The creative writing program has nine different genres, including poetry, and you study in three of them. Check it out and see if that’s what you might like. A second major in creative writing is something I’m considering, although I’m not sure how I’ll feel about workshops… I have dozens of different plans for my degree. Lots of them fall through, but I’m good at making more. :D

My, I’m just eating up your comment space. But I felt so sad reading how sad you are!

I just want to point out, as a final one, that you are already a writer. And you should check out NaNoWriMo. It’s crazy fun.

“or at least are very good at pretending they have.”

This is the truth with a capital T. You have no idea how many times someone in my Arts One class says something brilliant about Freud or Marx and I am all ‘wow, that was brilliant’ and then I’m talking to them later and they are all like ‘yah, I didn’t read the book.
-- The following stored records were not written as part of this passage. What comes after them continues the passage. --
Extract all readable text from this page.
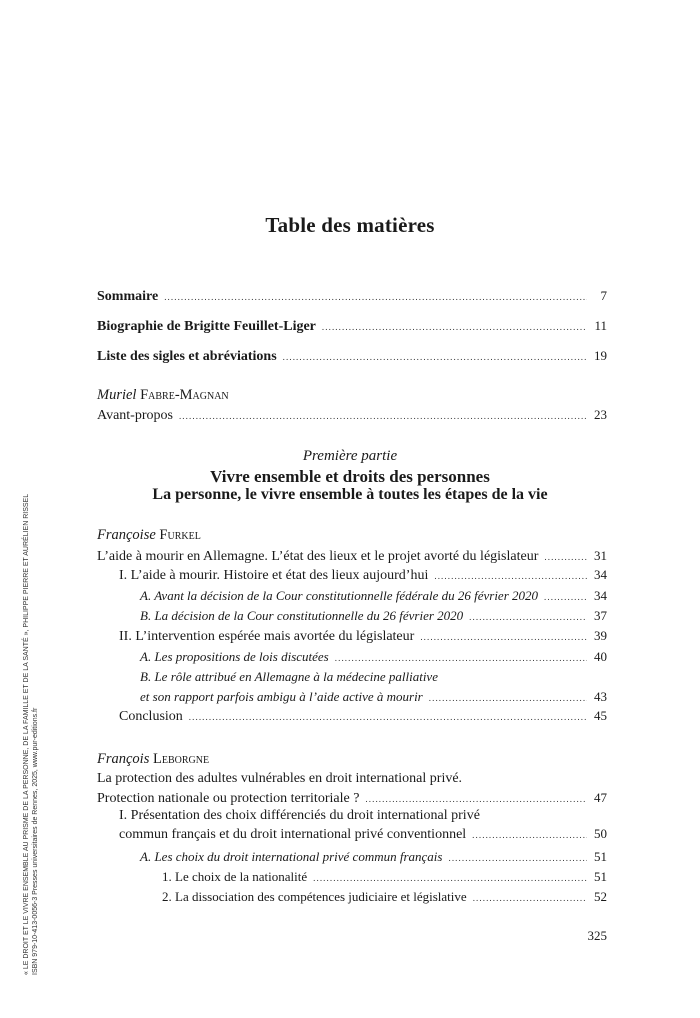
Table des matières
Sommaire .....	7
Biographie de Brigitte Feuillet-Liger .....	11
Liste des sigles et abréviations .....	19
Muriel Fabre-Magnan
Avant-propos .....	23
Première partie
Vivre ensemble et droits des personnes
La personne, le vivre ensemble à toutes les étapes de la vie
Françoise Furkel
L’aide à mourir en Allemagne. L’état des lieux et le projet avorté du législateur .....	31
I. L’aide à mourir. Histoire et état des lieux aujourd’hui .....	34
A. Avant la décision de la Cour constitutionnelle fédérale du 26 février 2020 .....	34
B. La décision de la Cour constitutionnelle du 26 février 2020 .....	37
II. L’intervention espérée mais avortée du législateur .....	39
A. Les propositions de lois discutées .....	40
B. Le rôle attribué en Allemagne à la médecine palliative
et son rapport parfois ambigu à l’aide active à mourir .....	43
Conclusion .....	45
François Leborgne
La protection des adultes vulnérables en droit international privé.
Protection nationale ou protection territoriale ? .....	47
I. Présentation des choix différenciés du droit international privé
commun français et du droit international privé conventionnel .....	50
A. Les choix du droit international privé commun français .....	51
1. Le choix de la nationalité .....	51
2. La dissociation des compétences judiciaire et législative .....	52
325
« LE DROIT ET LE VIVRE ENSEMBLE AU PRISME DE LA PERSONNE, DE LA FAMILLE ET DE LA SANTÉ », PHILIPPE PIERRE ET AURÉLIEN RISSEL ISBN 979-10-413-0056-3 Presses universitaires de Rennes, 2025, www.pur-editions.fr
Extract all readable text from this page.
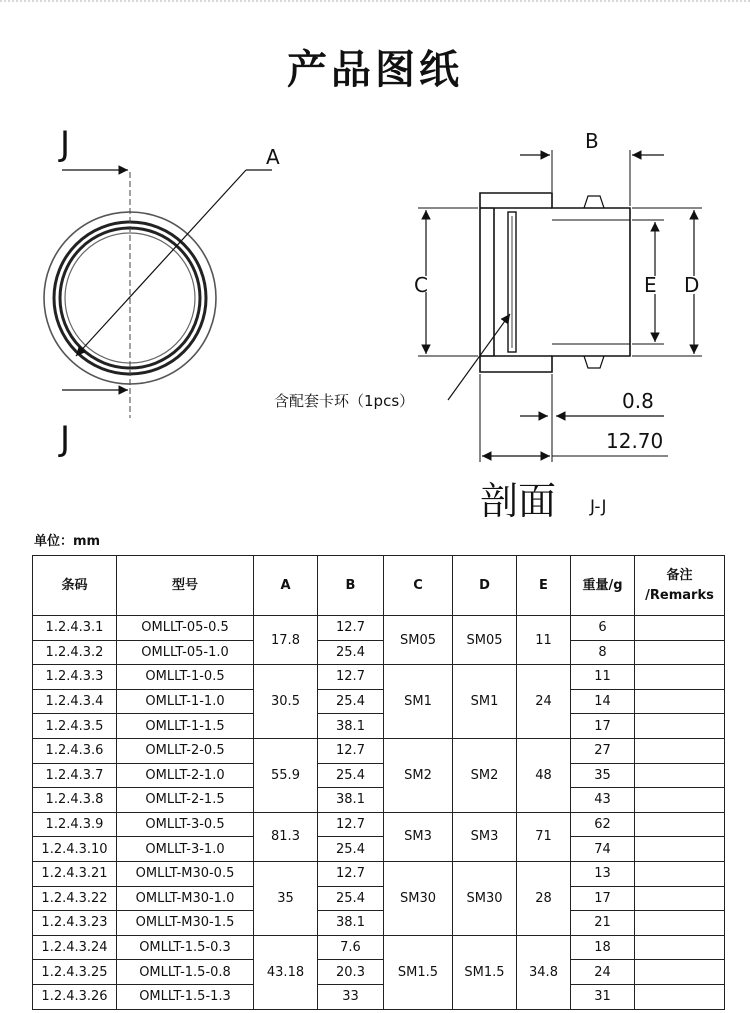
产品图纸
J
J
A
B
C	E D
含配套卡环（1pcs）	0.8
12.70
剖面 J-J
单位：mm
条码	型号	A	B	C	D	E	重量/g	备注
/Remarks
1.2.4.3.1	OMLLT-05-0.5	17.8	12.7	SM05	SM05	11	6	
1.2.4.3.2	OMLLT-05-1.0		25.4				8	
1.2.4.3.3	OMLLT-1-0.5	30.5	12.7	SM1	SM1	24	11	
1.2.4.3.4	OMLLT-1-1.0		25.4				14	
1.2.4.3.5	OMLLT-1-1.5		38.1				17	
1.2.4.3.6	OMLLT-2-0.5	55.9	12.7	SM2	SM2	48	27	
1.2.4.3.7	OMLLT-2-1.0		25.4				35	
1.2.4.3.8	OMLLT-2-1.5		38.1				43	
1.2.4.3.9	OMLLT-3-0.5	81.3	12.7	SM3	SM3	71	62	
1.2.4.3.10	OMLLT-3-1.0		25.4				74	
1.2.4.3.21	OMLLT-M30-0.5	35	12.7	SM30	SM30	28	13	
1.2.4.3.22	OMLLT-M30-1.0		25.4				17	
1.2.4.3.23	OMLLT-M30-1.5		38.1				21	
1.2.4.3.24	OMLLT-1.5-0.3	43.18	7.6	SM1.5	SM1.5	34.8	18	
1.2.4.3.25	OMLLT-1.5-0.8		20.3				24	
1.2.4.3.26	OMLLT-1.5-1.3		33				31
In 12th grade we read some excerpts and that is one of the things my teacher talked about.” Or something along those lines.

As for not getting good enough marks in Arts One – I sometimes don’t think the format suits everyones style of thinking. For example, I have an exceptionally difficult time saying anything even semi-intelligent in seminar. But I do reasonably well on my essays, and I am quite good at predicting the criticism the prof is going to make of other people’s papers. But I just need more time to formulate my thoughts. I can’t just spit things out like other people do when we are discussing something. So maybe the format that we write in, or the type of questions we answer, just isn’t for you.

Another thing is that my prof always talks about how by the time people finish Arts One they are able to write better than many fourth years. But our marks don’t reflect that because, let’s face it, Arts One is hard. So maybe you don’t get into Honors in Second, because your marks are low. But you take a couple of second year English classes, improve your marks (plus, I am willing to bet anything that your marks would go up in 2nd years, even if you hadn’t been in Arts One) and then apply for your third year.

Don’t take Lillienne’s advice… stay far away from NaNoWriMo!!! It will take over you life!! Run as fast as you can in the other direction!!

But actually NaNoWriMo is rather fun. And blogging is writing.

I agree with Genevieve 110% on the concept of kids in your class pretending to have read extraordinary works.

In my Introduction to Literary Theory, Eng 121 course (the advanced one for this term), random kids will put up their hand in class and be like “Oh I totally lov the use of the redwood tree metaphor, it reminds me of in the summer of grade ten when I read Paradise Lost, totally on my own accord, in three days. I think that this passage *quote Paradise Lost passage perfectly from memory* is perfect for the emotion in this scene”

and I feel like aboslute crap for a) not even noticing that there was a redwood tree IN the scene, b) not having read Paradise Lost on my own accord in the summer of grade ten and c) wondering if the emotion in the scene is supposed to be sarcastic or actually tragic.

I feel like the only one in the class who hasn’t read all of these fantastic works, even though I know I’m not… I’m so glad that you are saying this!